Now, we'll define versions of the previous functions (labeled with a "'") that perform contract checks on each invocation. In practice, we would probably want to include more descriptive error strings to report upon failure.

The overall insert' algorithm expects its argument to satisfy rb and returns an updated tree that satisfies rb.

insert' x t_ =
  let t = checkArg "[insert']" rb t_ in
  let ret =
    let (T _ l y r) = ins' x t in
       T B l y r
  checkRet "[insert']" rb ret

The precondition for ins' is interesting, because its argument ought to satisfy all the red-black tree invariants except possibly that the color of the root is red. The resulting tree has the same blackHeight as the original tree and might have one red-red violation. We'll omit the bso post-condition from ins' (and balance' below) to save a bit of run-time overhead.

ins' x t_ =
  let t = checkArg "[ins']" rbExceptRoot t_ in
  let ret =
    case t of
      E -> T R E x E
      T c l y r ->
        if x == y then t
        else if x < y then balance' c (ins' x l) y r
        else balance' c l y (ins' x r)
  checkRet "[ins']" (\t' -> bh t' == bh t && maybeOneRedRed t') ret

rbExceptRoot t = bso t && noRedRed t && okBlack t

maybeOneRedRed t = oneRedRed t || noRedRed t

oneRedRed t = case t of
  E                             -> False
  T R (T R _ _ _) _ (T R _ _ _) -> False
  T R (T R l1 _ r1) _ r         -> noRedRed l1 && noRedRed r1 && noRedRed r
  T R l _ (T R l2 _ r2)         -> noRedRed l && noRedRed l2 && noRedRed r2
  T _ l _ r                     -> False

The balance' function expects the subtrees l and r to have the same blackHeight and that at most of them has a red-red violation. The resulting tree has the same blackHeight as a tree constructed directly with the T data constructor rather than via the different rotations. If one of the four rebalancing cases is triggered, then the resulting tree t' has noRedRed violation. Otherwise, the (untransformed) tree t' may have one. Therefore, the postcondition is maybeOneRedRed.

balance' c l val r_ =
  let r = 
    checkArg "[balance']" (\arg ->
      (bh l == bh arg) &&
      (xor [  noRedRed l &&  noRedRed arg
           , oneRedRed l &&  noRedRed arg
           ,  noRedRed l && oneRedRed arg ])) r_
  let ret =
    case (c, l, val, r) of
      (B, T R (T R a x b) y c, z, d) -> T R (T B a x b) y (T B c z d)
      (B, T R a x (T R b y c), z, d) -> T R (T B a x b) y (T B c z d)
      (B, a, x, T R (T R b y c) z d) -> T R (T B a x b) y (T B c z d)
      (B, a, x, T R b y (T R c z d)) -> T R (T B a x b) y (T B c z d)
      _                              -> T c l val r
  checkRet "[balance']"
    (\t' -> maybeOneRedRed t' && bh t' == bh (T c l val r)) ret

xor bs = List.filter (\b -> b == True) bs == [True]
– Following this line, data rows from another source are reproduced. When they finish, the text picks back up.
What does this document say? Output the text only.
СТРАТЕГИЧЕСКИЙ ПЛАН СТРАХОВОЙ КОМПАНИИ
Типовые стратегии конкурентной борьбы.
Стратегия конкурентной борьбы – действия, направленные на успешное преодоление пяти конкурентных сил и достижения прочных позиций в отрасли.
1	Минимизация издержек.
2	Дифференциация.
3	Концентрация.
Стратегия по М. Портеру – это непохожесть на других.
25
Because pre- and post-conditions are evaluated on every function call (and the predicates we have supplied are linear in the size of their arguments), these versions run much slower than the original versions.
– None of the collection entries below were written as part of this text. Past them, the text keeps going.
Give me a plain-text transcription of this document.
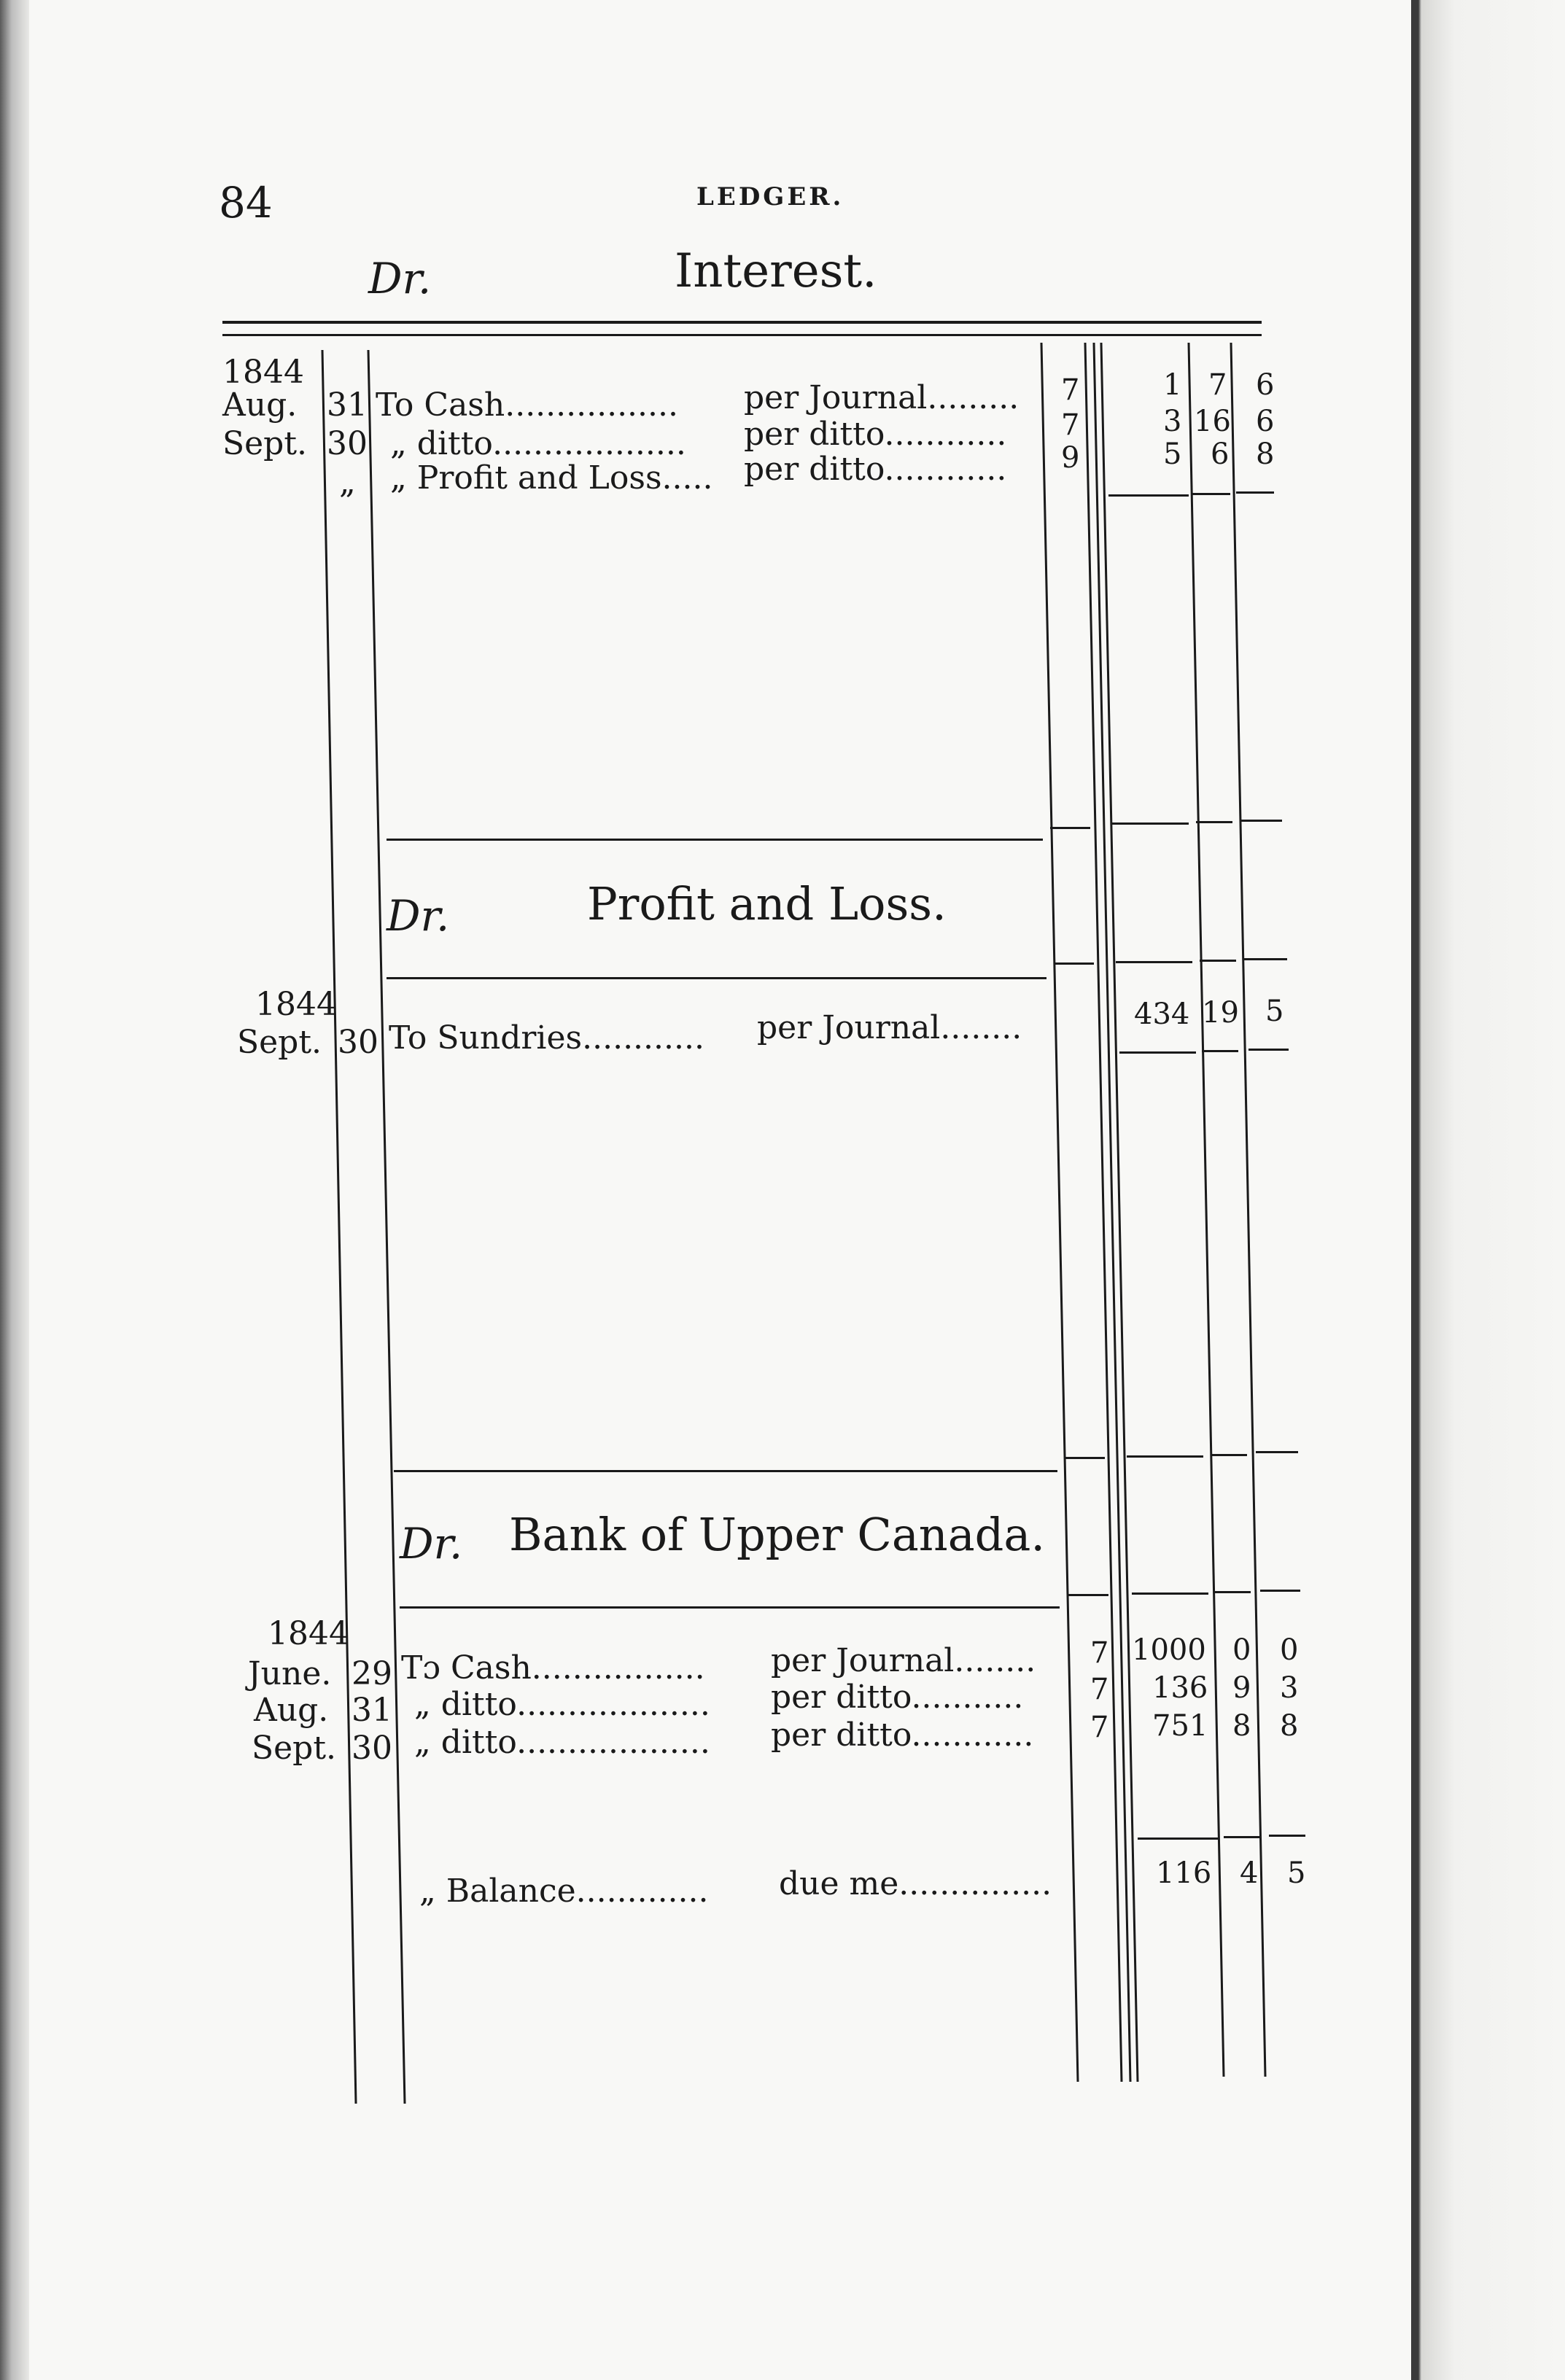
84	LEDGER.
Dr.	Interest.
1844
Aug. 31 To Cash................. per Journal......... 7	1 7 6
Sept. 30 „ ditto................... per ditto............ 7	3 16 6
„ „ Profit and Loss..... per ditto............ 9	5 6 8
Dr.	Profit and Loss.
1844
Sept. 30 To Sundries............ per Journal........	434 19 5
Dr. Bank of Upper Canada.
1844
June. 29 Tɔ Cash................. per Journal........ 7 1000 0 0
Aug. 31 „ ditto................... per ditto........... 7 136 9 3
Sept. 30 „ ditto................... per ditto............ 7 751 8 8
„ Balance............. due me...............	116 4 5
> t = buildRandom insert 1000        -- fast

> t' = buildRandom insert' 1000      -- slow

> t == t'
True : Bool

During program development, however, we are often willing to trade performance in exchange for help with testing and identifying bugs.
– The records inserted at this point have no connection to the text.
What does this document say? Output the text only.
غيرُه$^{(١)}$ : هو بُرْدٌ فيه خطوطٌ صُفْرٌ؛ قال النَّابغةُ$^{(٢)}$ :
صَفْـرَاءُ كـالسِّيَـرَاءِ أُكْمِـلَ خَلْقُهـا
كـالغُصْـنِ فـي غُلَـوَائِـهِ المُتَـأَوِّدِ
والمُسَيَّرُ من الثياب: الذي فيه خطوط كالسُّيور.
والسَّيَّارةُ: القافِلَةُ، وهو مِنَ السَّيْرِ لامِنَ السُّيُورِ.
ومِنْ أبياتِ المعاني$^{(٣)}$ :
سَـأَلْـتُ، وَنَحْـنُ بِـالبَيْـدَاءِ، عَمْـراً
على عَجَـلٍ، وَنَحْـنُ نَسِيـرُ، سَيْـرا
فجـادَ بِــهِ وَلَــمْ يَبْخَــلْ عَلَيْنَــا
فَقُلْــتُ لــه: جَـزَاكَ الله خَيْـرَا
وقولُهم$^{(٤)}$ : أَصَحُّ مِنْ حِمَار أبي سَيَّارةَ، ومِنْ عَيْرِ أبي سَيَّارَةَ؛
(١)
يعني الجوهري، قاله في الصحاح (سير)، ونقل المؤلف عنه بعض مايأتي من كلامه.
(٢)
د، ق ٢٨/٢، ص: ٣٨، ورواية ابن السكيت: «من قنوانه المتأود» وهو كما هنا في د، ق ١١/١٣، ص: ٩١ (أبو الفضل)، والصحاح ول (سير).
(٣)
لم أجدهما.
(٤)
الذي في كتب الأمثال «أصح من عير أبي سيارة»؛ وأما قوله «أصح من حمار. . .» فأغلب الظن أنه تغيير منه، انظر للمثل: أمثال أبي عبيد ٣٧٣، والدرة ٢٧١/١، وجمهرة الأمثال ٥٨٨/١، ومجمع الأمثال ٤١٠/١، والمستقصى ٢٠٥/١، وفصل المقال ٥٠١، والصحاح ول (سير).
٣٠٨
Try introducing some bugs into the implementation in order to trigger run-time contract violations.

Some languages, such as Racket, provide extensive support for specifying and checking contracts. One might imagine an extension to Elm that allowed us to write the following more precise function types, which automatically get translated to the wrapped functions we have manually written above. Notice that, in this syntax, types are "refined" by predicate functions.

insert' : x:Int -> t:Tree{rb t} -> t':Tree{rb t'}

ins' : x:Int -> t:Tree{rb t} -> t':Tree{bh t' == bh t && maybeOneRedRed t'}

balance' : c:Color
        -> l:Tree
        -> val:Int
        -> r:Tree{bh l == bh r && xor [ ... ]}
        -> t':Tree{bh t' == bh (T c l val r) && maybeOneRedRed t'}

Better still would be for the language to statically figure out that these contracts will never violated at run-time and, hence, do not need to be checked dynamically.

Alas, in this course, we will not cover software verification techniques or dependent type systems that are able to reason about certain fine-grained program invariants like these. But this is a longstanding and very active area of research.